Al tramonto, in autunno, mentre passeggi tranquillamente nel parco, vedi un vecchio passante, che ti riporta alla mente un ricordo lontano. Descrivi questo ricordo soffermandoti sulle emozioni e le sensazioni che ti suscita.

Le foglie cadevano con un movimento danzante, distaccate.
Avevano il colore del tramonto, che però tra i fitti alberi non riuscivo a scorgere.
Il tramonto è sempre stato il momento migliore della giornata, che si addormenta cedendo il posto al sognatore errante e alla luna egocentrica.
Le mie orecchie ascoltavano una canzone portoghese che tanto amo, portandomi all’estate dell’84.
Avevo l’abitudine di non concentrarmi troppo sui passanti, preferendo invece il lavoro laborioso delle formiche, lavoratrici instancabili che al mio passo scomparivano.
Ma quel giorno, come rispondendo a un richiamo proveniente da lontano, alzai la testa.
Era lì. Con il suo gilet di feltro bordeaux e un cappello a scacchi che copriva i pochi capelli rimasti.
Forse bianchi, forse scuri.
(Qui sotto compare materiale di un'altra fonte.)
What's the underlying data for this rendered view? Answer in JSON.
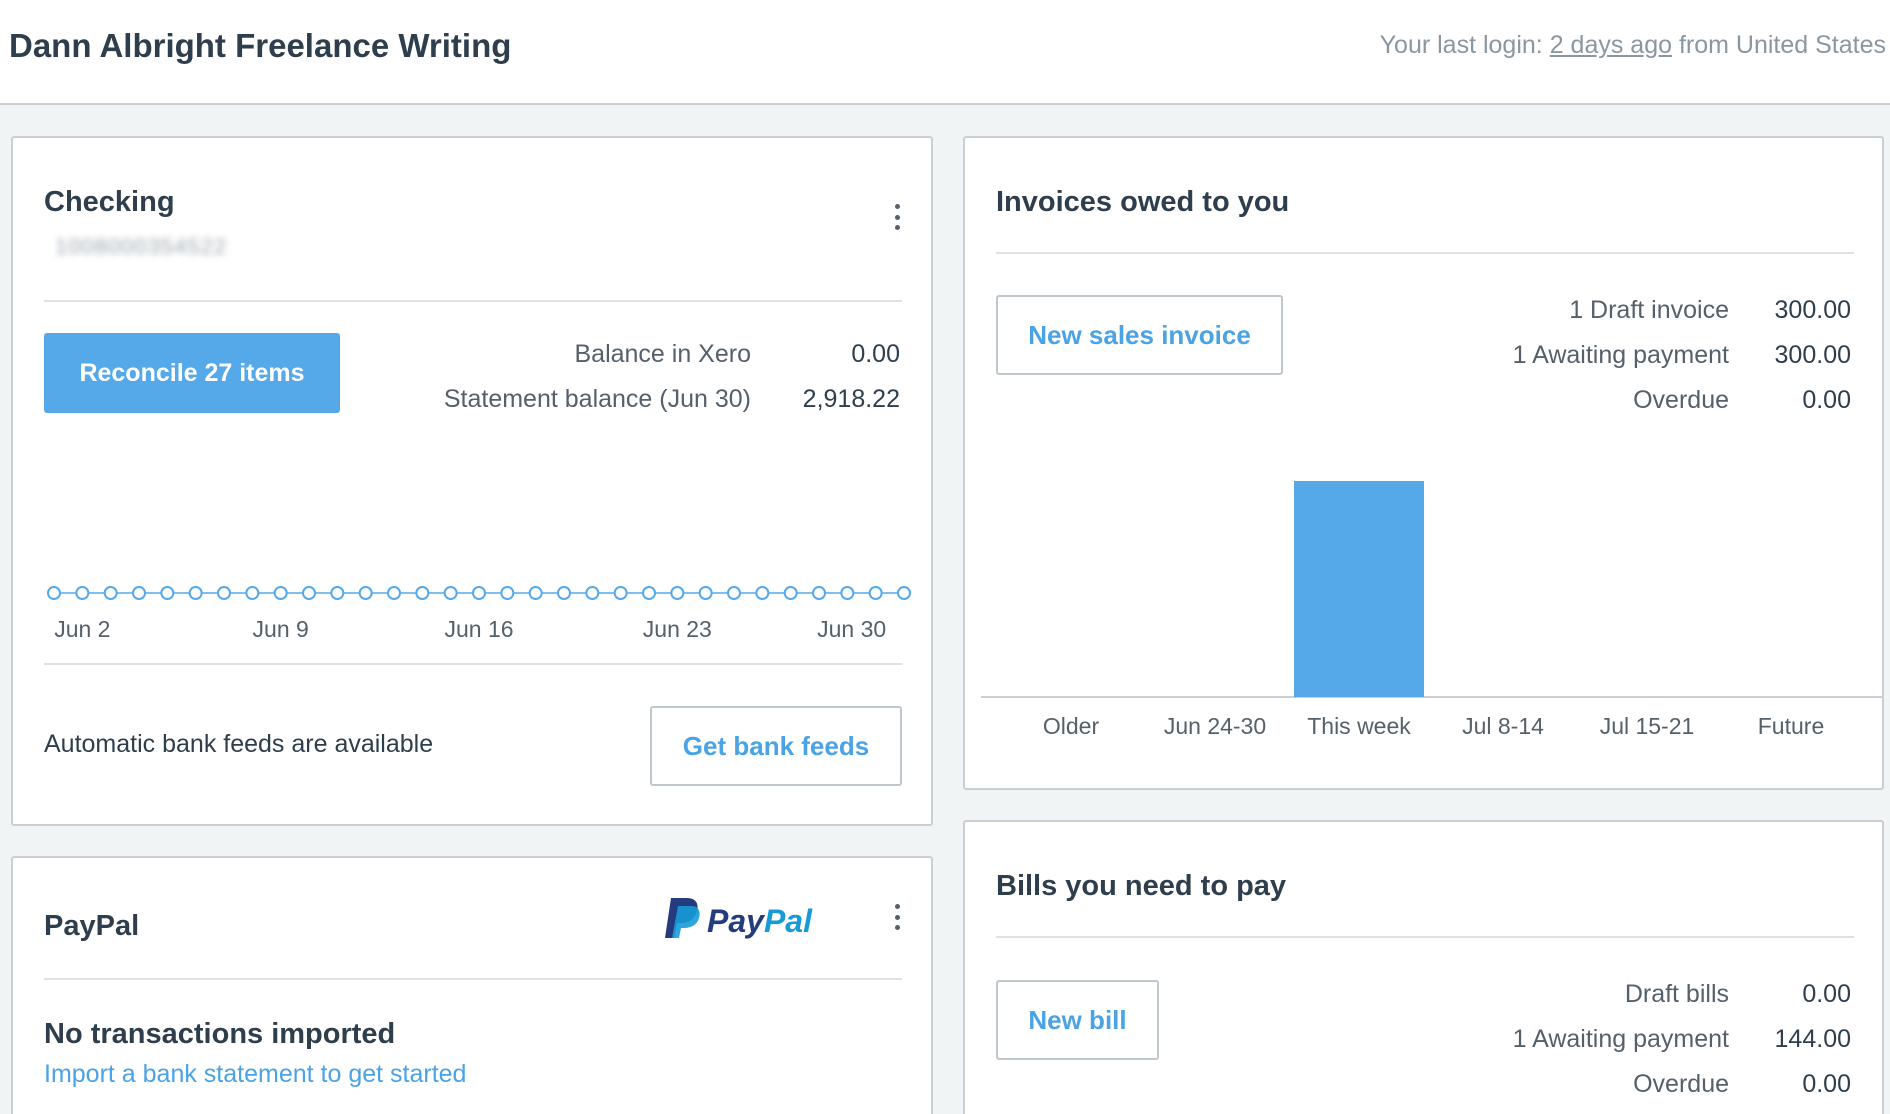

Non lo so.
Non importava: era il suo sguardo a catturarmi; uno sguardo che avevo già incontrato e vissuto.
Mi sentivo prigioniera di uno sconosciuto, il quale pareva vedermi.
Chi sei?, volevo urlargli, e come fai a conoscermi? 

Che epifanico risveglio da quel torpore incessante.
Mi riportò indietro a quella stagione dove vivevo senza vivere e respiravo senza respirare.
Emisi una lieve risata e mi sedetti a fianco notando il cielo che si stava rabbuiando; percepivo energia.
Sulla mia schiena calò un freddo iniziatico, che capì fin da subito che quelle emozioni le avevo già provate, ma solo quell’autunno di quell’anno e solo con quell’uomo.
Lì.
Non esistevo per inerzia ma inalavo una forza che mi scaldava.
Quelle notti autunnali con lui mi riscaldavano.
Chiacchieravamo di sogni, del mare e del silenzio che in realtà parlava per noi.
Ma sapevo che doveva iniziare una nuova vita, una vita che, impaziente, mi aspettava.
Per molto tempo mi sono preoccupata di chi fossi ma l’amore, quello vero, è solo un attimo fuggente, che non ha pensieri.
Mi lesse nella mente come se ci fosse sempre stato e commentò girandosi: “Stava a te cogliere quell’attimo, sei riuscita a farlo?”
La nausea si impossessò di me e vomitai la risposta: “No.”
Si alzò dalla panchina verde scuro consumata dal tempo e, ormai a qualche metro da me, urlò: “Bastava alzare la mano!”
E si allontanò.
Non lo rividi più.

Scossa, tornai a casa.
E per la prima volta, come non avevo fatto per molto tempo, piansi, riconoscendo il mio cuore pulsante.
Piansi lacrime d’amore.
E, tremando, digitai il suo numero di telefono.